С грохотом колыхнулась земля и не успела встать на место, как новый сотрясающий грохот. Все кругом стало ломаться, раскалываться, биться в истерике, свет померк, а кусок степи, обнятый мною, корчился в конвульсии. На мгновение проскальзывало затишье, зыбкое, как солнечный зайчик. Оно не успевало родить надежды - снова вой, обвальный грохот, конвульсии земли. Еще, еще, еще!.. Хватит! Больше уже невозможно! Но еще, еще... Я ослеп, я оглох, я перестал себя чувствовать, смирился с концом.
Затишье, столь же неверное, как и прежде. Грохот, не столь давящий, удаленный. И пауза. Она тянется и тяиется. Лишь перекатное урчание моторов да щемящий звон в ушах. Кусок обнятой мной степи снова стал земной твердью. А в потаенном травяном мире недоуменно застыл на полпути знакомый позолоченный жучок, вслушивается, поводит усиками. Он явно жив... Похоже, и я...
Долго лежу в изнеможении, отдыхаю в заповедном мирке, успеваю даже проводить золоченого монашка до вершины былинки, тихо порадоваться его победе. Наконец набираюсь сил, приподымаюсь на подламывающихся руках...
Я ждал - мир разрушен, верил - увижу вывернутую наизнанку землю, где чудом уцелел лишь жалкий клочок, который я по-сыновьему прикрывал своим телом. Милость спасения выпала нам двоим - жучку-монашку и мне.

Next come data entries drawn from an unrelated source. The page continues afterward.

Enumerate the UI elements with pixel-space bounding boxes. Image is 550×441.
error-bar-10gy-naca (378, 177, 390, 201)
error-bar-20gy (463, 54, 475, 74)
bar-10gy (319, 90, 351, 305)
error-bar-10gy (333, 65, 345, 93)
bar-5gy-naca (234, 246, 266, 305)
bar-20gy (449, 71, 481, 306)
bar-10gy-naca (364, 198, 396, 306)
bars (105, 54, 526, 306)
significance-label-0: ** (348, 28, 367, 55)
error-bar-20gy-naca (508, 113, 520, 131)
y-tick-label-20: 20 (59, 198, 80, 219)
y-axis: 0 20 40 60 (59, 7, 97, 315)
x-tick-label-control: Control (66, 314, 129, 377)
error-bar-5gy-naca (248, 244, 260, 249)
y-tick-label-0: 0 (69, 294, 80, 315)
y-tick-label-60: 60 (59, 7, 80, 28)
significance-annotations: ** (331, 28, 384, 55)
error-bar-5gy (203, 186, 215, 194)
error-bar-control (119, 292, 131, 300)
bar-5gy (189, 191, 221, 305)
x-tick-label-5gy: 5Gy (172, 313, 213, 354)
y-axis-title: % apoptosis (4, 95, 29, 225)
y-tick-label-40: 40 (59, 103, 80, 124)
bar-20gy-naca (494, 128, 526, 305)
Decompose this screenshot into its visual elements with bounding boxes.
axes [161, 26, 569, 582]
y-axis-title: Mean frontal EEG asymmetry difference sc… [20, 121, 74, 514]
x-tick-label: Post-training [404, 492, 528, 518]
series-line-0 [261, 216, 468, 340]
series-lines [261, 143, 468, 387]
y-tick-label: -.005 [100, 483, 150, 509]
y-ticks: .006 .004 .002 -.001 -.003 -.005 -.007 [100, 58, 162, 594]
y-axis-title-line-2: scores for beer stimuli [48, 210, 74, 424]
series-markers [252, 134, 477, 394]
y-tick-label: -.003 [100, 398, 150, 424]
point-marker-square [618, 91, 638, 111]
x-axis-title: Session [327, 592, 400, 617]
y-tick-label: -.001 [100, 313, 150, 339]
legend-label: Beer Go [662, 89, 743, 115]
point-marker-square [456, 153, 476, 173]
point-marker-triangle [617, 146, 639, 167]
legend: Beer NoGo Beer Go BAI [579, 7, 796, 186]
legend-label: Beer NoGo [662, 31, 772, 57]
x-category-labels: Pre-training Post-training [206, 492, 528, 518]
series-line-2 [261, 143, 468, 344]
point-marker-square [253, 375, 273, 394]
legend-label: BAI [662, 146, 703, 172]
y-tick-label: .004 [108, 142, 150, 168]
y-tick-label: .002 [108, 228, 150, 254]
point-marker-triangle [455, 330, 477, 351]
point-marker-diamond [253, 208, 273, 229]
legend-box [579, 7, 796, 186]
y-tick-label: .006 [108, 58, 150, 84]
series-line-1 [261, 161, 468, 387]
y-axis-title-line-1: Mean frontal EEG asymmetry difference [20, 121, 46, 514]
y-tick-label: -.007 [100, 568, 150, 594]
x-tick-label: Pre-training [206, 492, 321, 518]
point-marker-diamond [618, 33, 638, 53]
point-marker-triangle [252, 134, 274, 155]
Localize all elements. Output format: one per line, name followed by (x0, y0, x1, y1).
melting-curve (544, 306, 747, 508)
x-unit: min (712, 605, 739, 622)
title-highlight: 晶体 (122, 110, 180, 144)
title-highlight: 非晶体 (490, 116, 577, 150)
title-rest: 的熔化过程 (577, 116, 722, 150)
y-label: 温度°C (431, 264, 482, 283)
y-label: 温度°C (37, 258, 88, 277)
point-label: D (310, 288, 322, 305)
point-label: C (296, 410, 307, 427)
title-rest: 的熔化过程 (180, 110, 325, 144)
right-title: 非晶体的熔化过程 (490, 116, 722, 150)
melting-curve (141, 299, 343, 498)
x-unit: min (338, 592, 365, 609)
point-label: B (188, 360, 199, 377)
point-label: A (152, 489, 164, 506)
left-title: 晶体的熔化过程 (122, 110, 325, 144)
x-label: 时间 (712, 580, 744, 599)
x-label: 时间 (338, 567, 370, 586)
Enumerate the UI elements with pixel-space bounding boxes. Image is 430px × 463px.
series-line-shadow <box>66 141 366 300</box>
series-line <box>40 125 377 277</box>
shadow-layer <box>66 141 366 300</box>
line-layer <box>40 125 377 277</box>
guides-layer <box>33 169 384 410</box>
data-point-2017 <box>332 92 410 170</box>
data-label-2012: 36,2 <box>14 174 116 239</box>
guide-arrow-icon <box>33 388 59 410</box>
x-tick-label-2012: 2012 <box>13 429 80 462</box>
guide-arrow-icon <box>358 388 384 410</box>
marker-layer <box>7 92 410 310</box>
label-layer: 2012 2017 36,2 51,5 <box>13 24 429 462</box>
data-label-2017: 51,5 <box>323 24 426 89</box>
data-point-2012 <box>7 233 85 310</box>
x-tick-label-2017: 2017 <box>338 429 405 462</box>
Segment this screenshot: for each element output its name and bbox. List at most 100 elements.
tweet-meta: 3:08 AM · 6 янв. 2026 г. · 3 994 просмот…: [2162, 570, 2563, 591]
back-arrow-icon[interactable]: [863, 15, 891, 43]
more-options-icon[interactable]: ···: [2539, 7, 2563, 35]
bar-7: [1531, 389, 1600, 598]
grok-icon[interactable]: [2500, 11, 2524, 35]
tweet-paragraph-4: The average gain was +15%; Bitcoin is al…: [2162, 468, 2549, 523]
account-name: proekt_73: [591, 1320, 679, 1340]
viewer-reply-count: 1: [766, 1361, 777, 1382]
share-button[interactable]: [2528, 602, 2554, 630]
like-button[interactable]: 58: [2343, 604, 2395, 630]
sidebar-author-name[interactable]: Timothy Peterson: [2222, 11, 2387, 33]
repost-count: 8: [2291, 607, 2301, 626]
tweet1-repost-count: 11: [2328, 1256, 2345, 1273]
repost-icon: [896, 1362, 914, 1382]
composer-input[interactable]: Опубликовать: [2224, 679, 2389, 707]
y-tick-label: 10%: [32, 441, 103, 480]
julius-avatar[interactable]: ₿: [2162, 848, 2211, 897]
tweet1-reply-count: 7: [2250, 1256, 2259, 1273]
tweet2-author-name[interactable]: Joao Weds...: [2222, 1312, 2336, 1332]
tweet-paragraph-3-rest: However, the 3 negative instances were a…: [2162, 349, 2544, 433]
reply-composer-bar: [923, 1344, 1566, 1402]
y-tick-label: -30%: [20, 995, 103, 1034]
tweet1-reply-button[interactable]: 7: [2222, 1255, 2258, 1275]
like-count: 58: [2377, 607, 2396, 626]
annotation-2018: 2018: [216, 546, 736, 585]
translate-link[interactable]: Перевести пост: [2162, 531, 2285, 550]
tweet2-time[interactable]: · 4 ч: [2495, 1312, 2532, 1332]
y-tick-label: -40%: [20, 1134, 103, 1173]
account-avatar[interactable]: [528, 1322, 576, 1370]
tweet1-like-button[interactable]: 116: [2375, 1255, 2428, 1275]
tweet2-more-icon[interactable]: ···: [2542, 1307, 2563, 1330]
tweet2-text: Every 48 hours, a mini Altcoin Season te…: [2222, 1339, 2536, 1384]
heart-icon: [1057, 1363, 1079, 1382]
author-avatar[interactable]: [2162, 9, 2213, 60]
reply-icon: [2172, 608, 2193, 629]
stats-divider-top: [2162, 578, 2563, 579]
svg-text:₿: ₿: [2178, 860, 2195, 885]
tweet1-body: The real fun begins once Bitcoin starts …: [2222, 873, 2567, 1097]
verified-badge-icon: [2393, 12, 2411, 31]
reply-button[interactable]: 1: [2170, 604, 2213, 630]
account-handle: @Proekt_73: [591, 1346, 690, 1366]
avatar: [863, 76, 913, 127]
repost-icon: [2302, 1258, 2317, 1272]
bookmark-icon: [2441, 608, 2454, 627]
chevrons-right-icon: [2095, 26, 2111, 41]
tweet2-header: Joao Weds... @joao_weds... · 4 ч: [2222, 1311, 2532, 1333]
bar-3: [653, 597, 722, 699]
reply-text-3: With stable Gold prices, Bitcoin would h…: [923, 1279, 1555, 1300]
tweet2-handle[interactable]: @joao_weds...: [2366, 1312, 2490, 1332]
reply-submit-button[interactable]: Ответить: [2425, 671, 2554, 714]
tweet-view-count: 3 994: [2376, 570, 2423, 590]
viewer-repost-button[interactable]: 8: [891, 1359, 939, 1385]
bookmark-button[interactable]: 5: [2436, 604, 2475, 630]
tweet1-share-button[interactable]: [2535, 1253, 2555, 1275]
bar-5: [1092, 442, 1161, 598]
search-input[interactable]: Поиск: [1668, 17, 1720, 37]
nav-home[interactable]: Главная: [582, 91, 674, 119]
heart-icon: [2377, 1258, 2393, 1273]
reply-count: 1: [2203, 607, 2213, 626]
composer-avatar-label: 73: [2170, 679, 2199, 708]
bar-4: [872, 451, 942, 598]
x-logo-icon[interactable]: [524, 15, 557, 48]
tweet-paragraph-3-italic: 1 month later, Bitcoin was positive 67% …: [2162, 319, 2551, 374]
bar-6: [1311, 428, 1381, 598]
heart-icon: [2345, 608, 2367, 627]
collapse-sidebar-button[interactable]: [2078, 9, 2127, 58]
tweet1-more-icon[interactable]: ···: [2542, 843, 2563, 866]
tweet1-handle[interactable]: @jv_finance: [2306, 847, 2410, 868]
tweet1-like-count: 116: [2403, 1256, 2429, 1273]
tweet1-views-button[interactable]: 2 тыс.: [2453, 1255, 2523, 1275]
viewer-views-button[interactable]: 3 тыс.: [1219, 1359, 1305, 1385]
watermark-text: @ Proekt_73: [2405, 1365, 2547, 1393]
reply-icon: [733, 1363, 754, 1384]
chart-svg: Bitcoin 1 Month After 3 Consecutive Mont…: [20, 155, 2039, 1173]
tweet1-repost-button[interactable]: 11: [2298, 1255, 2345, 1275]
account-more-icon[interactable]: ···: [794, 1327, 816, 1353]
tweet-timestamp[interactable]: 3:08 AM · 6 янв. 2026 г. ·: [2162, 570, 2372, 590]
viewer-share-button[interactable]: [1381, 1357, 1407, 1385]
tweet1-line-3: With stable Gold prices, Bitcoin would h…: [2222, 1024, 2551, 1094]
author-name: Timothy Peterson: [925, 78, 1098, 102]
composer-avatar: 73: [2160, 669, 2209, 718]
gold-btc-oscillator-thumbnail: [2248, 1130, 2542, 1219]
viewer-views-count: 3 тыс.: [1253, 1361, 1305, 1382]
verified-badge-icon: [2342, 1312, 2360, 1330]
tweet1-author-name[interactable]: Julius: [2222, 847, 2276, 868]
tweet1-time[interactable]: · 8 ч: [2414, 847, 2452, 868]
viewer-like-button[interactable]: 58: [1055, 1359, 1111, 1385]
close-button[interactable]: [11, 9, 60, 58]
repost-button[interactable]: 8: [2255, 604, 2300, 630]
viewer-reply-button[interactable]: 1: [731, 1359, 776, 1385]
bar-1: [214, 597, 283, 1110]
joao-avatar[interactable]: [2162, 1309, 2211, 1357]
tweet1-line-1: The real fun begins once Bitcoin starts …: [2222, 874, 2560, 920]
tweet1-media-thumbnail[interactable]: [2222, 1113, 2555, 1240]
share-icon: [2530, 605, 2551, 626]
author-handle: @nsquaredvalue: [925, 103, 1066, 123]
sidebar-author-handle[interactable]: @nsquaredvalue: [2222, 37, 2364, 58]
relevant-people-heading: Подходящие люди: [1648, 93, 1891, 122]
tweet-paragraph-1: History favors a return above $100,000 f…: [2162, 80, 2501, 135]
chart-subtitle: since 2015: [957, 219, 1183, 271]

Но, на удивление, мир во все стороны был цел, даже ни единой новой воронки рядом - раскаленная, с плывущим вверх волнистым воздухом степь, дорога, а на ней, как утверждение покоя, забытая мною саперная лопатка. Где же тогда происходило светопреставление? Да было ли оно? Не пригрезилось ли мне в страшном кошмаре?
Я добросовестно закончил свою работу, упрятал в землю кабель. Вернувшийся к жизни, я снова почувствовал изнурительность жары и мучительную жажду... Благодатно прохладный котелок воды! Но придется терпеть до огневой. Тем более что с нее никто не вышел мне навстречу, а должны бы выслать. Двинулся дальше по кабелю.